Pada mulanya Fernandes membeli perusahaan ini seharga 35 sen, dengan utang sekitar USD 13 miliar. Kemudian dia mengubahnya menjadi perusahaan maskapai penerbangan paling meroket di Asia Tenggara.
Tak perlu waktu lama bagi Fernandes buat meluaskan bisnisnya ke permata Asia Tenggara: Indonesia.
Dalam satu dekade terakhir, kelas menengah Indonesia melonjak dari 80 juta jiwa menjadi 130 juta. Di negeri dengan 17.500 pulau ini, bepergian dengan pesawat selalu menjadi pilihan terbaik.
“Indonesia itu seperti planet,” kata Fernandes yang membuka kantor di Indonesia pada 2012 dengan membeli maskapai lokal senilai USD 80 juta kepada koran the New York Times. “Masih banyak ruang untuk bertumbuh.”
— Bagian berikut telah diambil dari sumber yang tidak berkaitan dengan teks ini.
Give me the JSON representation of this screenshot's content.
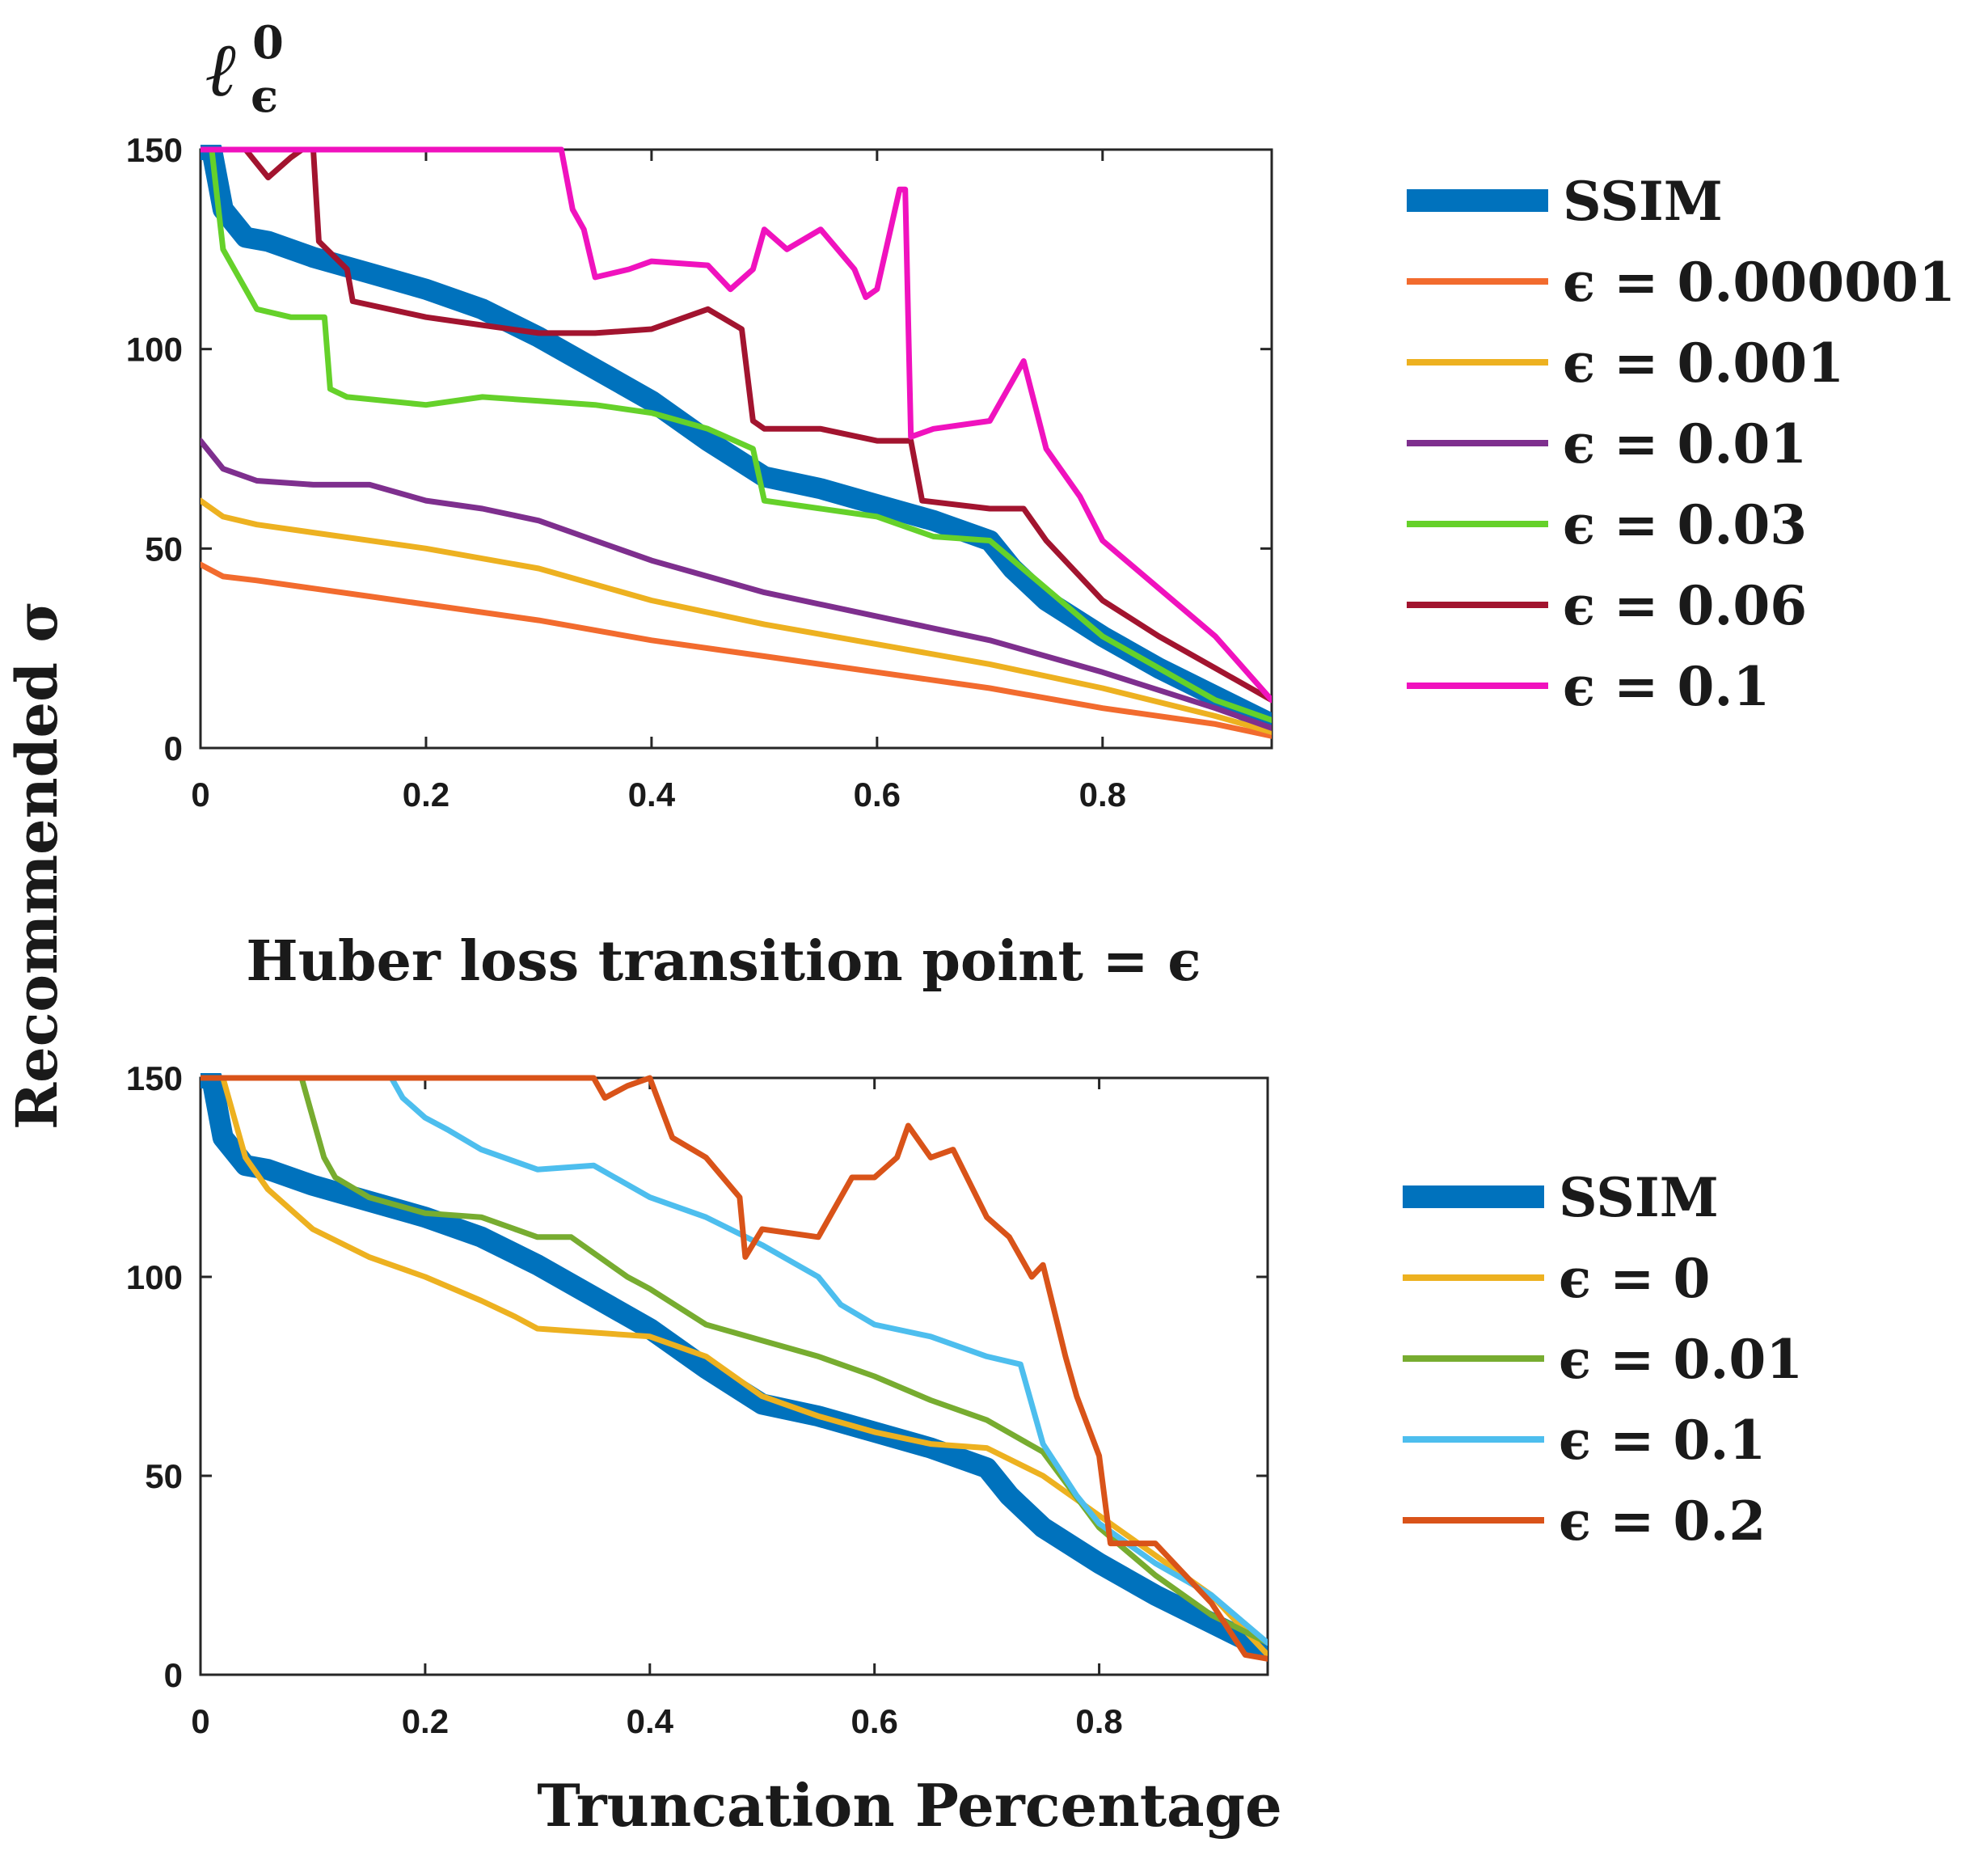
{
  "figure": {
    "ylabel": "Recommended σ",
    "xlabel": "Truncation Percentage"
  },
  "chart_data": [
    {
      "type": "line",
      "title": "ℓ⁰_ϵ",
      "title_base": "ℓ",
      "title_sup": "0",
      "title_sub": "ϵ",
      "xlabel": "Truncation Percentage",
      "ylabel": "Recommended σ",
      "xlim": [
        0,
        0.95
      ],
      "ylim": [
        0,
        150
      ],
      "xticks": [
        0,
        0.2,
        0.4,
        0.6,
        0.8
      ],
      "xtick_labels": [
        "0",
        "0.2",
        "0.4",
        "0.6",
        "0.8"
      ],
      "yticks": [
        0,
        50,
        100,
        150
      ],
      "ytick_labels": [
        "0",
        "50",
        "100",
        "150"
      ],
      "legend_position": "right",
      "series": [
        {
          "name": "SSIM",
          "color": "#0072BD",
          "thick": true,
          "x": [
            0,
            0.01,
            0.02,
            0.04,
            0.06,
            0.1,
            0.15,
            0.2,
            0.25,
            0.3,
            0.35,
            0.4,
            0.45,
            0.5,
            0.55,
            0.6,
            0.65,
            0.7,
            0.72,
            0.75,
            0.8,
            0.85,
            0.9,
            0.95
          ],
          "values": [
            150,
            150,
            135,
            128,
            127,
            123,
            119,
            115,
            110,
            103,
            95,
            87,
            77,
            68,
            65,
            61,
            57,
            52,
            45,
            37,
            28,
            20,
            13,
            6
          ]
        },
        {
          "name": "ϵ = 0.000001",
          "color": "#F26B2E",
          "thick": false,
          "x": [
            0,
            0.02,
            0.05,
            0.1,
            0.15,
            0.2,
            0.3,
            0.4,
            0.5,
            0.6,
            0.7,
            0.8,
            0.9,
            0.95
          ],
          "values": [
            46,
            43,
            42,
            40,
            38,
            36,
            32,
            27,
            23,
            19,
            15,
            10,
            6,
            3
          ]
        },
        {
          "name": "ϵ = 0.001",
          "color": "#EDB120",
          "thick": false,
          "x": [
            0,
            0.02,
            0.05,
            0.1,
            0.2,
            0.3,
            0.4,
            0.5,
            0.6,
            0.7,
            0.8,
            0.9,
            0.95
          ],
          "values": [
            62,
            58,
            56,
            54,
            50,
            45,
            37,
            31,
            26,
            21,
            15,
            8,
            4
          ]
        },
        {
          "name": "ϵ = 0.01",
          "color": "#7E2F8E",
          "thick": false,
          "x": [
            0,
            0.02,
            0.05,
            0.1,
            0.15,
            0.2,
            0.25,
            0.3,
            0.35,
            0.4,
            0.5,
            0.6,
            0.7,
            0.8,
            0.9,
            0.95
          ],
          "values": [
            77,
            70,
            67,
            66,
            66,
            62,
            60,
            57,
            52,
            47,
            39,
            33,
            27,
            19,
            10,
            5
          ]
        },
        {
          "name": "ϵ = 0.03",
          "color": "#65D12A",
          "thick": false,
          "x": [
            0,
            0.01,
            0.02,
            0.05,
            0.08,
            0.11,
            0.115,
            0.13,
            0.2,
            0.25,
            0.3,
            0.35,
            0.4,
            0.45,
            0.49,
            0.5,
            0.55,
            0.6,
            0.65,
            0.7,
            0.75,
            0.8,
            0.85,
            0.9,
            0.95
          ],
          "values": [
            150,
            150,
            125,
            110,
            108,
            108,
            90,
            88,
            86,
            88,
            87,
            86,
            84,
            80,
            75,
            62,
            60,
            58,
            53,
            52,
            40,
            28,
            20,
            12,
            7
          ]
        },
        {
          "name": "ϵ = 0.06",
          "color": "#A2142F",
          "thick": false,
          "x": [
            0,
            0.04,
            0.06,
            0.08,
            0.09,
            0.1,
            0.105,
            0.13,
            0.135,
            0.2,
            0.25,
            0.3,
            0.35,
            0.4,
            0.45,
            0.48,
            0.49,
            0.5,
            0.55,
            0.6,
            0.63,
            0.64,
            0.7,
            0.73,
            0.75,
            0.8,
            0.85,
            0.9,
            0.95
          ],
          "values": [
            150,
            150,
            143,
            148,
            150,
            150,
            127,
            120,
            112,
            108,
            106,
            104,
            104,
            105,
            110,
            105,
            82,
            80,
            80,
            77,
            77,
            62,
            60,
            60,
            52,
            37,
            28,
            20,
            12
          ]
        },
        {
          "name": "ϵ = 0.1",
          "color": "#F012BE",
          "thick": false,
          "x": [
            0,
            0.32,
            0.33,
            0.34,
            0.35,
            0.38,
            0.4,
            0.45,
            0.47,
            0.49,
            0.5,
            0.52,
            0.55,
            0.58,
            0.59,
            0.6,
            0.62,
            0.625,
            0.63,
            0.65,
            0.7,
            0.73,
            0.75,
            0.78,
            0.8,
            0.85,
            0.9,
            0.95
          ],
          "values": [
            150,
            150,
            135,
            130,
            118,
            120,
            122,
            121,
            115,
            120,
            130,
            125,
            130,
            120,
            113,
            115,
            140,
            140,
            78,
            80,
            82,
            97,
            75,
            63,
            52,
            40,
            28,
            12
          ]
        }
      ]
    },
    {
      "type": "line",
      "title": "Huber loss transition point = ϵ",
      "xlabel": "Truncation Percentage",
      "ylabel": "Recommended σ",
      "xlim": [
        0,
        0.95
      ],
      "ylim": [
        0,
        150
      ],
      "xticks": [
        0,
        0.2,
        0.4,
        0.6,
        0.8
      ],
      "xtick_labels": [
        "0",
        "0.2",
        "0.4",
        "0.6",
        "0.8"
      ],
      "yticks": [
        0,
        50,
        100,
        150
      ],
      "ytick_labels": [
        "0",
        "50",
        "100",
        "150"
      ],
      "legend_position": "right",
      "series": [
        {
          "name": "SSIM",
          "color": "#0072BD",
          "thick": true,
          "x": [
            0,
            0.01,
            0.02,
            0.04,
            0.06,
            0.1,
            0.15,
            0.2,
            0.25,
            0.3,
            0.35,
            0.4,
            0.45,
            0.5,
            0.55,
            0.6,
            0.65,
            0.7,
            0.72,
            0.75,
            0.8,
            0.85,
            0.9,
            0.95
          ],
          "values": [
            150,
            150,
            135,
            128,
            127,
            123,
            119,
            115,
            110,
            103,
            95,
            87,
            77,
            68,
            65,
            61,
            57,
            52,
            45,
            37,
            28,
            20,
            13,
            6
          ]
        },
        {
          "name": "ϵ = 0",
          "color": "#EDB120",
          "thick": false,
          "x": [
            0,
            0.02,
            0.03,
            0.04,
            0.06,
            0.1,
            0.15,
            0.2,
            0.25,
            0.28,
            0.3,
            0.35,
            0.4,
            0.45,
            0.5,
            0.55,
            0.6,
            0.65,
            0.7,
            0.75,
            0.8,
            0.85,
            0.9,
            0.95
          ],
          "values": [
            150,
            150,
            140,
            130,
            122,
            112,
            105,
            100,
            94,
            90,
            87,
            86,
            85,
            80,
            70,
            65,
            61,
            58,
            57,
            50,
            40,
            30,
            20,
            5
          ]
        },
        {
          "name": "ϵ = 0.01",
          "color": "#77AC30",
          "thick": false,
          "x": [
            0,
            0.09,
            0.1,
            0.11,
            0.12,
            0.15,
            0.2,
            0.25,
            0.3,
            0.33,
            0.35,
            0.38,
            0.4,
            0.45,
            0.5,
            0.55,
            0.6,
            0.65,
            0.7,
            0.75,
            0.8,
            0.85,
            0.9,
            0.95
          ],
          "values": [
            150,
            150,
            140,
            130,
            125,
            120,
            116,
            115,
            110,
            110,
            106,
            100,
            97,
            88,
            84,
            80,
            75,
            69,
            64,
            56,
            37,
            25,
            15,
            8
          ]
        },
        {
          "name": "ϵ = 0.1",
          "color": "#4DBEEE",
          "thick": false,
          "x": [
            0,
            0.17,
            0.18,
            0.2,
            0.22,
            0.25,
            0.3,
            0.35,
            0.4,
            0.45,
            0.5,
            0.55,
            0.57,
            0.6,
            0.65,
            0.7,
            0.73,
            0.75,
            0.78,
            0.8,
            0.85,
            0.9,
            0.95
          ],
          "values": [
            150,
            150,
            145,
            140,
            137,
            132,
            127,
            128,
            120,
            115,
            108,
            100,
            93,
            88,
            85,
            80,
            78,
            58,
            45,
            38,
            28,
            20,
            8
          ]
        },
        {
          "name": "ϵ = 0.2",
          "color": "#D95319",
          "thick": false,
          "x": [
            0,
            0.35,
            0.36,
            0.38,
            0.4,
            0.42,
            0.45,
            0.48,
            0.485,
            0.5,
            0.55,
            0.58,
            0.6,
            0.62,
            0.63,
            0.65,
            0.67,
            0.7,
            0.72,
            0.74,
            0.75,
            0.77,
            0.78,
            0.8,
            0.81,
            0.85,
            0.9,
            0.93,
            0.95
          ],
          "values": [
            150,
            150,
            145,
            148,
            150,
            135,
            130,
            120,
            105,
            112,
            110,
            125,
            125,
            130,
            138,
            130,
            132,
            115,
            110,
            100,
            103,
            80,
            70,
            55,
            33,
            33,
            18,
            5,
            4
          ]
        }
      ]
    }
  ]
}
Namun di samping potensi pertumbuhan ekonominya, industri penerbangan Indonesia masih menjadi salah satu yang terburuk di dunia. Banyak kecelakaan terjadi di tengah pertumbuhan industri penerbangan yang pesat. Uni Eropa melarang 67 maskapai penerbangan asal Indonesia mengudara di langit Eropa. Hanya lima maskapai yang mereka izinkan, seperti dilansir koran the Washington Post, Senin (29/12).
Kementerian Luar Negeri Amerika Serikat juga mengkhawatirkan praktik penerbangan di Indonesia. Bahkan pada 2007 Kepala Penerbangan Sipil Indonesia menyebut perbaikan kultur dan praktik di industri ini sebuah perjuangan tanpa akhir. Menurut daftar dari Administrasi Penerbangan Federal, Indonesia masuk “kategori 2” negara dengan keselamatan penerbangan yang buruk, setara dengan Ghana dan Bangladesh.
Tragedi AirAsia QZ8501 saat ini kembali memperburuk industri penerbangan Indonesia.
Pada akhir 1990-an pemerintah menerapkan sejumlah peraturan penerbangan. Maskapai baru beroperasi setiap beberapa bulan. Antara 2000 hingga 2007, jumlah penumpang meningkat sekitar 20 persen per tahun. Pada 2011, menurut the New York Times, 60 juta orang Indonesia terbang naik pesawat.
Namun pertumbuhan angka jumlah penumpang itu tidak diikuti dengan kesiapan industri penerbangan. Konsekuensinya dari kondisi itu Indonesia kekurangan ahli penerbangan, kurang kebijakan, dan perangkat pendukung lainnya.
“Industri tumbuh sangat cepat tapi tidak diikuti sumber daya manusia,” ujar Dudi Sudibyo, pejabat kantor kepresidenan ketika ada kasus hilangnya salah satu maskapai penerbangan pada 2007. “Aturan penerbangan masih lemah, tim pengawas, dan jumlah pesawat juga masih kurang.”
Pada 2007 terjadi sejumlah kecelakaan pesawat di Indonesia yang merenggut ratusan nyawa.
Bandar udara Soekarno-Hatta di Cengkareng, sebetulnya dibangun dengan kapasitas 22 juta penumpang, namun pada 2013 bandara itu menangani lebih dari 60 juta penumpang daam setahun.
“Bandara itu (Soekarno-Hatta) masih menggunakan sistem kuno,” kata salah satu pilot Lion Airkepada the New York Times pada 2012. Sejumlah sinyal frekuensi radio, telepon, bercampur dengan frekuensi dari menara pengawas.